Entrar no quarto do Hel à má fila. Olá, estão bons? Eles a rirem, completamente vestidos e o que é pior os dois de pé, como amigos, e o Hel a dizer que iam dar uma volta.
A televisão ligada. Minto, era um plasma, a televisão ligada e o computador também. A cair. A ruiva linda a suster-me e depois o fim, a cama, o sono.
No relógio do R7 eram 20 para as cinco. Acendi mais outro cigarro. Estava muito frio e não havia maneira da neblina levantar. Sim. Liguei outra vez o rádio, por descargo de consciência. Ironia das ironias. Tocava «i can see clearly now». Foda-se, não podia ver nada «clearly». Estava frio. 20 para as cinco, certo? Bom, tinha mais o que fazer. Pois, onde estavam os documentos do ministério? Caralho, estavam no R6 que o porco do Hel levara. Escorreguei, aninhando-me no banco do R7. Um grilo dava os bons dias à natureza. Já era quase dia. Havia um cheiro a vómito dentro do carro que começava a irritar-me. Que fazia eu ali? Merda de carro e merda de cheiro. «I can see clearly now the night is gone, it's gonna be a bright, bright sunshiny day» ou pelo menos assim rezava a porra do rádio.
Reconfigurei.
A ruiva e o Hel, que par; faziam um par bonito, mas porque raio os seguira? Porque raio trocara de carro com o Hel? Porque diabo estava parado no meio do campo perto duma vedação alta ainda à noite e sem visibilidade quase nenhuma? Pois. Reconfigurei. O Hel. A ruiva. A loira. Dois carros atrás um do outro e outro ainda atrás destes e a quinta do Hel. E agora ali, no meio do mato?Abri o porta-luvas. Encontrei uma garrafa de whisky de meio litro, das que não se vendem em Portugal, Isle of Jura, provavelmente era a mesma que oferecera ao Hel quando regressara da minha última visita à Escócia. Bendito Hel, não a bebera. Desarrolhei, dei um longo gole e senti uma explosão no estômago. Força, poder, genica.

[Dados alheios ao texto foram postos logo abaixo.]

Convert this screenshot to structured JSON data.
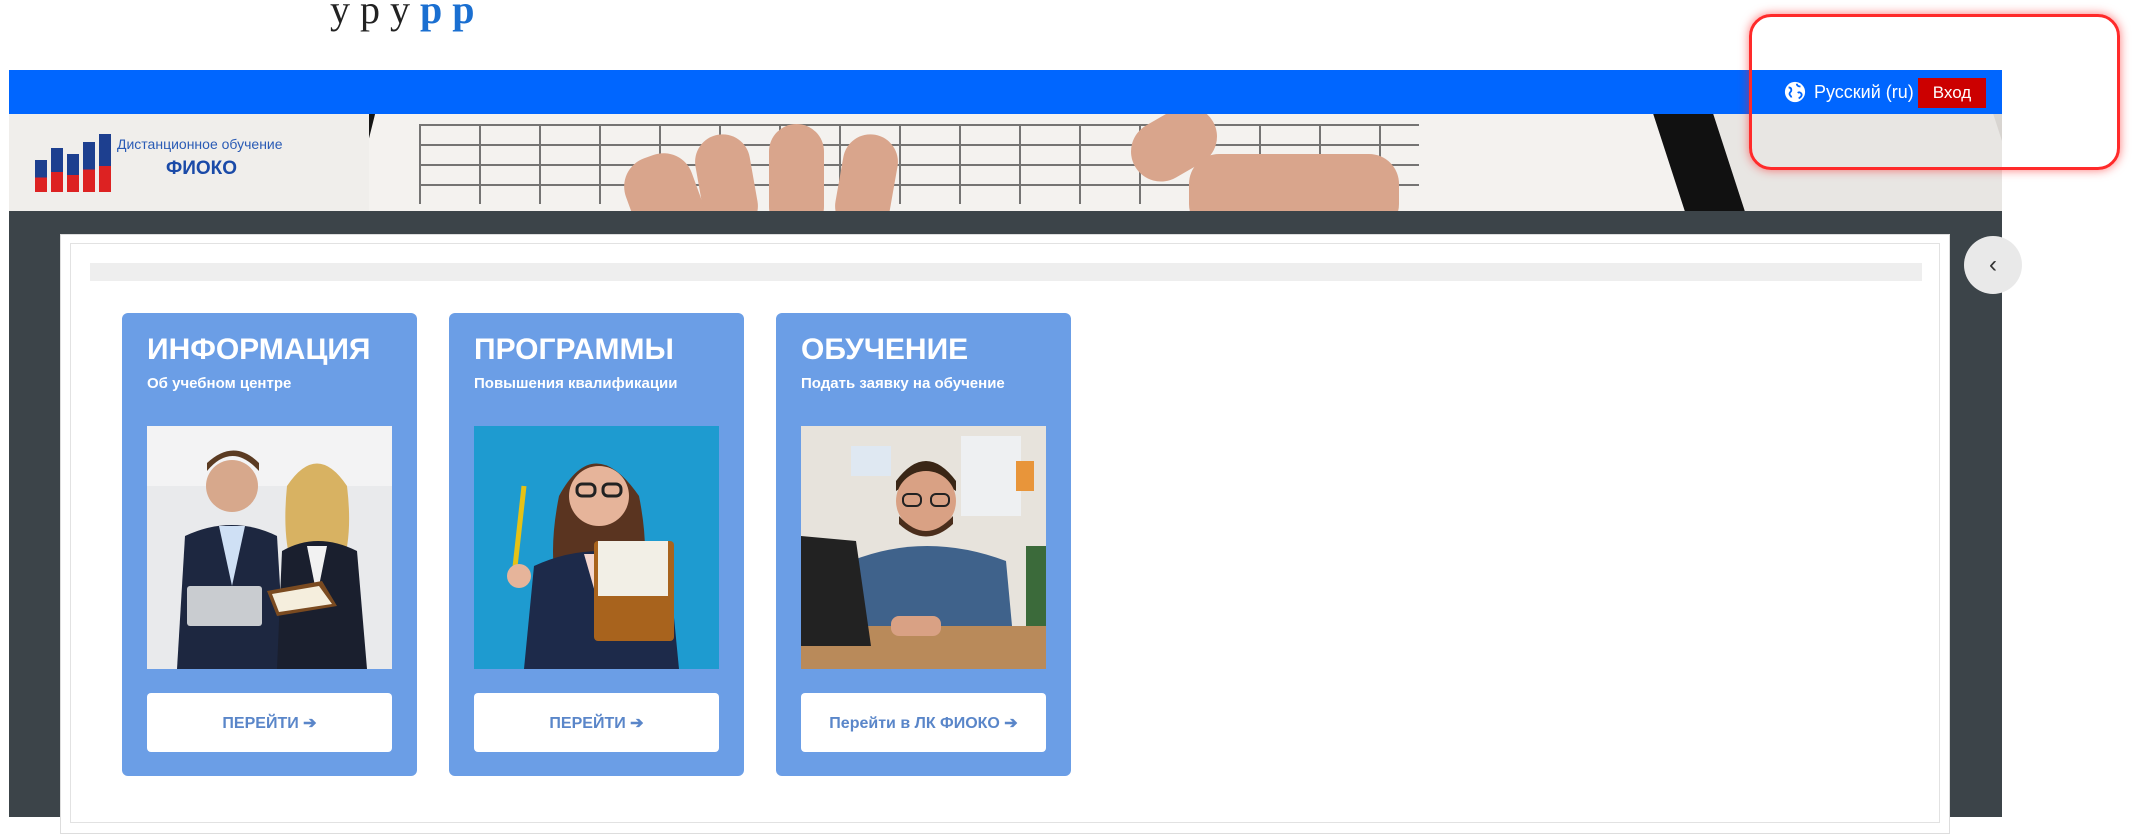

Reanimado, resolvi que tinha de fazer alguma coisa e, devagarinho, muito devagar, abandonei o R7 e trepei a um pinheiro que dava para a vedação onde o R7 estava parado. Ao subir, ouvi um grito feminino que quase me fez cair, mas não me desbanquei; estava no topo duma árvore e conseguia vê-la. Sim. A ruiva era puxada selvaticamente por um dos braços. Era ela sim, já me recordava. Reconfigurei. Ariel, dizia chamar-se Ariel, era isso mesmo.
Mar de rosas
27.1.09
Ariel - Parte V (revisão)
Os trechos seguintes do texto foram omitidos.